On either side of Ybix points of light sparkled, like firecrackers. The hammerhead off the left wing tumbled over like a wheel. Part of the hull broke off. The Styths roared a cheer that thundered off the curved bridge wall. The men around him reached out and clapped Sril on the shoulders.

Tanuojin shouted, “Quiet!” Paula grabbed hold of the strut of Sril’s perch. Now certainly Gordon would shoot back. Her sweating hands slipped on the plastic strut.

“Akellar, Saba is calling on the ship-to-ship!”

They thundered up another cheer. The bridge stank of their excitement.

“Break this contact with Luna. Where is Saba?”

Bakan read off a series of numbers. The videone went dark. Sril pulled the wire deck out of the wall and leaned over it. Paula looked up at the holograph. A hammerhead sailed along on Ybix’s off wingtip, another behind her tail. Suddenly they sheered away.

“Akellar, the surface has launched a missile.”

Paula turned; she bumped her head on the strut. Tanuojin said, “Clear the bridge. Secure to speed.” He charged out of the cage and went up to Bakan’s post. The men gathered to watch crowded toward the hatchways.

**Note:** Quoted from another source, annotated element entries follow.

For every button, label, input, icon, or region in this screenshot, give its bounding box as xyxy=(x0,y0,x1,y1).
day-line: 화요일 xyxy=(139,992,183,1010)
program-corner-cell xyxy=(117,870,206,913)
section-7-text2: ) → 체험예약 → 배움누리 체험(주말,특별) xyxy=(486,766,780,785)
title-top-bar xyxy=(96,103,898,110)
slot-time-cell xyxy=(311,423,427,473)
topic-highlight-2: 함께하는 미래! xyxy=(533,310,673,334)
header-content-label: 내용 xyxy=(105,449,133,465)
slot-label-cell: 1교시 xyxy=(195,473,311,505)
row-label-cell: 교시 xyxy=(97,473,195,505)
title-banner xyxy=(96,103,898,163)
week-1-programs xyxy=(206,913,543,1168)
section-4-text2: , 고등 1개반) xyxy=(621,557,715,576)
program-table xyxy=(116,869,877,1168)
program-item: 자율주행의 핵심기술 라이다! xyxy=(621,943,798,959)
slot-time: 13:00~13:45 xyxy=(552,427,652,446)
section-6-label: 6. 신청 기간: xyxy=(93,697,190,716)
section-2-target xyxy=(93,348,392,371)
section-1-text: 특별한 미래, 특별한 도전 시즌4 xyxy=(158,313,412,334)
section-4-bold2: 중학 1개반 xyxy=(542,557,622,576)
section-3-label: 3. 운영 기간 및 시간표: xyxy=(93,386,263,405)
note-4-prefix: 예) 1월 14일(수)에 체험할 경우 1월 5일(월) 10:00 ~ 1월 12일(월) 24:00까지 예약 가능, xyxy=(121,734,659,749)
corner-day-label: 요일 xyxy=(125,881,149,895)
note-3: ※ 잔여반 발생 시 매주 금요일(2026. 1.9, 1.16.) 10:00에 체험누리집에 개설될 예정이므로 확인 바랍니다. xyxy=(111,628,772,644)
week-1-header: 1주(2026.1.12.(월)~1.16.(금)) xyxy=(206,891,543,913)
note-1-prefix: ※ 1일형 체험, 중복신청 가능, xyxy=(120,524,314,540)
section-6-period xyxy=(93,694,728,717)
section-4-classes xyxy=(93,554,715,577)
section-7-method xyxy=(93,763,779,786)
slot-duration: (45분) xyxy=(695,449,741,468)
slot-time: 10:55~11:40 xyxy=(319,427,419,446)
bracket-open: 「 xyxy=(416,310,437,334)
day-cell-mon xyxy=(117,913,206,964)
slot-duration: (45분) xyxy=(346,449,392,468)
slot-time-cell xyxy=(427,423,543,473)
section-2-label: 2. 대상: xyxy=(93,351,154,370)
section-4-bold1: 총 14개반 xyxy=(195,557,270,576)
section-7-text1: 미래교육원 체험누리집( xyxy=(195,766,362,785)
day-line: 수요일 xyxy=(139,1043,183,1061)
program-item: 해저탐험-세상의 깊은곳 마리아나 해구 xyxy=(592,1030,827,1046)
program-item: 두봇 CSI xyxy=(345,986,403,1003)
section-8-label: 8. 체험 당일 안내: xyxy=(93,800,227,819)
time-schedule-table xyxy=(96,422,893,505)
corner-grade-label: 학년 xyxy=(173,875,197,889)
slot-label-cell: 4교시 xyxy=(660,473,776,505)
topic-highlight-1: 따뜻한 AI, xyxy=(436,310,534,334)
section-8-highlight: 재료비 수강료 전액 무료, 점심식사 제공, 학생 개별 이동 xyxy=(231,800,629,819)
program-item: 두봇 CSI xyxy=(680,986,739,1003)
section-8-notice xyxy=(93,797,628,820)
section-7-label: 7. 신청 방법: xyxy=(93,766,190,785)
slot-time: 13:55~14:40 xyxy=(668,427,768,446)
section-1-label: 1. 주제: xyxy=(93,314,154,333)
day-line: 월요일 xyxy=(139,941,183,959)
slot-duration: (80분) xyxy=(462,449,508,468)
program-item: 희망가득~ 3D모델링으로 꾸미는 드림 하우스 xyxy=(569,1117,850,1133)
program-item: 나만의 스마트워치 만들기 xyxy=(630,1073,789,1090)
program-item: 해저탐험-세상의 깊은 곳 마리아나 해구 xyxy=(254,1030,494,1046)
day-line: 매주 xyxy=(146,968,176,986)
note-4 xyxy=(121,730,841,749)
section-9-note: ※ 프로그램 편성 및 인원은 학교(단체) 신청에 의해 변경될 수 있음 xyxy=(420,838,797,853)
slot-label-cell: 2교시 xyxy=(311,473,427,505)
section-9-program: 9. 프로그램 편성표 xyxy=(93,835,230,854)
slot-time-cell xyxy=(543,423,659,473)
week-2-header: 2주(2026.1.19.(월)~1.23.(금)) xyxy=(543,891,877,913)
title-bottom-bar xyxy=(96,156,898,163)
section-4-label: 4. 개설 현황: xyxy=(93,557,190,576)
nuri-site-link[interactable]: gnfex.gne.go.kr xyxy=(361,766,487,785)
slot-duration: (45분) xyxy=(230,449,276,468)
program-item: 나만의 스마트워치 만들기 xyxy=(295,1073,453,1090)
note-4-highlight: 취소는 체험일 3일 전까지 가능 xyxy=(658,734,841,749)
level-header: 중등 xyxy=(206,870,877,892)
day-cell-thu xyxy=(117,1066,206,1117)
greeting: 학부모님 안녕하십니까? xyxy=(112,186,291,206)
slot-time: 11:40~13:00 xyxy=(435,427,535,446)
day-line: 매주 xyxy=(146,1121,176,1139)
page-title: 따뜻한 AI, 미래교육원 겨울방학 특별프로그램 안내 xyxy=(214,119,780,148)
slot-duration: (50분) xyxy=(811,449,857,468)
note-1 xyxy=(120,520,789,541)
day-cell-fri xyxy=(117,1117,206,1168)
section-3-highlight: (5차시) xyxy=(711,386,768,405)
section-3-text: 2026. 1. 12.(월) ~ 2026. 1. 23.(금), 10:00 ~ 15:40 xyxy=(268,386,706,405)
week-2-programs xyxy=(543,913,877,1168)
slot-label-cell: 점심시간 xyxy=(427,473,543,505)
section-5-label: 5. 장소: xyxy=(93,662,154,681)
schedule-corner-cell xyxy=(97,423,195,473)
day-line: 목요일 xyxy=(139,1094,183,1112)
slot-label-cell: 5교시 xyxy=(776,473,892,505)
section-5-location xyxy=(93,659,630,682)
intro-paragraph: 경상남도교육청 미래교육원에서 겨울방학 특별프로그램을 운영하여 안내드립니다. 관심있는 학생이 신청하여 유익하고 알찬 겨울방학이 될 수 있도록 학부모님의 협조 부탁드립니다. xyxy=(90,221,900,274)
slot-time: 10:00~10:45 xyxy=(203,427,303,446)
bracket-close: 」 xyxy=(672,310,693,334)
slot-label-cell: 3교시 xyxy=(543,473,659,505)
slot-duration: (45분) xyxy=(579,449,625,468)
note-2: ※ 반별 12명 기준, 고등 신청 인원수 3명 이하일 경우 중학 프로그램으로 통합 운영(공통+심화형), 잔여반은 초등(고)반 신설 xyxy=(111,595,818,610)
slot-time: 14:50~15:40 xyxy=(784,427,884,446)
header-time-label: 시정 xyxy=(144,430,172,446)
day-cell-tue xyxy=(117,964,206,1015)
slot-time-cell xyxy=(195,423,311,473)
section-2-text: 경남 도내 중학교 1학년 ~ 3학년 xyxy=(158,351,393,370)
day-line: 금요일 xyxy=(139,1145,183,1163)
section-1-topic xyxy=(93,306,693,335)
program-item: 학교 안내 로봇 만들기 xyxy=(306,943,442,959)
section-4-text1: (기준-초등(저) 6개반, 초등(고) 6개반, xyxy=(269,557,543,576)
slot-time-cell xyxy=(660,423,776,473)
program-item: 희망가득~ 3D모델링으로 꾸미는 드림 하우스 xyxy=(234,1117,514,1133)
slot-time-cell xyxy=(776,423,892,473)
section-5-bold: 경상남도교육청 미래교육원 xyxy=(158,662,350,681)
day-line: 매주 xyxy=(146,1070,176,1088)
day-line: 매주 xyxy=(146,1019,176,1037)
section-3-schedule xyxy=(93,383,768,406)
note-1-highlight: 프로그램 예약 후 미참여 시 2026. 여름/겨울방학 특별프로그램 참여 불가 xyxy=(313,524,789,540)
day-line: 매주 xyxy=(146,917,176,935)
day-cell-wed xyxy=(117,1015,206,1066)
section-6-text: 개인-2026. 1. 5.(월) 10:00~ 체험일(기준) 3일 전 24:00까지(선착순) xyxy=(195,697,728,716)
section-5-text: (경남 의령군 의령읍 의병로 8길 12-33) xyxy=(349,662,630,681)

They were leaving the bridge. Paula pushed herself after them. Tanuojin shot toward her.

“You stay here, where I can keep an eye on you.” His fingers closed on her arm. Her spine shivered at his touch. He thrust her at Sril. “Hold on to her.”

“Akellar, she can’t—”

“Akellar,” the helmsman called. “I have a course to intercept Ybicsa.”

Over his shoulder, Tanuojin called, “Ready to break orbit.” He leveled his pale eyes at Sril. “You keep your mouth shut, bang-boy.” He dropped away toward the cage. The hatch was just over her head, and she reached for it. Sril pulled her by the arm against his side.

“Hold on, Mendoz’.”

“Launch on point.” Tanuojin was climbing into the cage. Behind the voices of the other men, talking in numbers, ran the beep and mutter of the machines along the wall. A red light came on near her face. Sril turned her around, her back to his chest.

“Akellar, the missile is firing a cluster. Make it five minutes behind us. Heat-chasers. Four minutes thirty-one seconds.”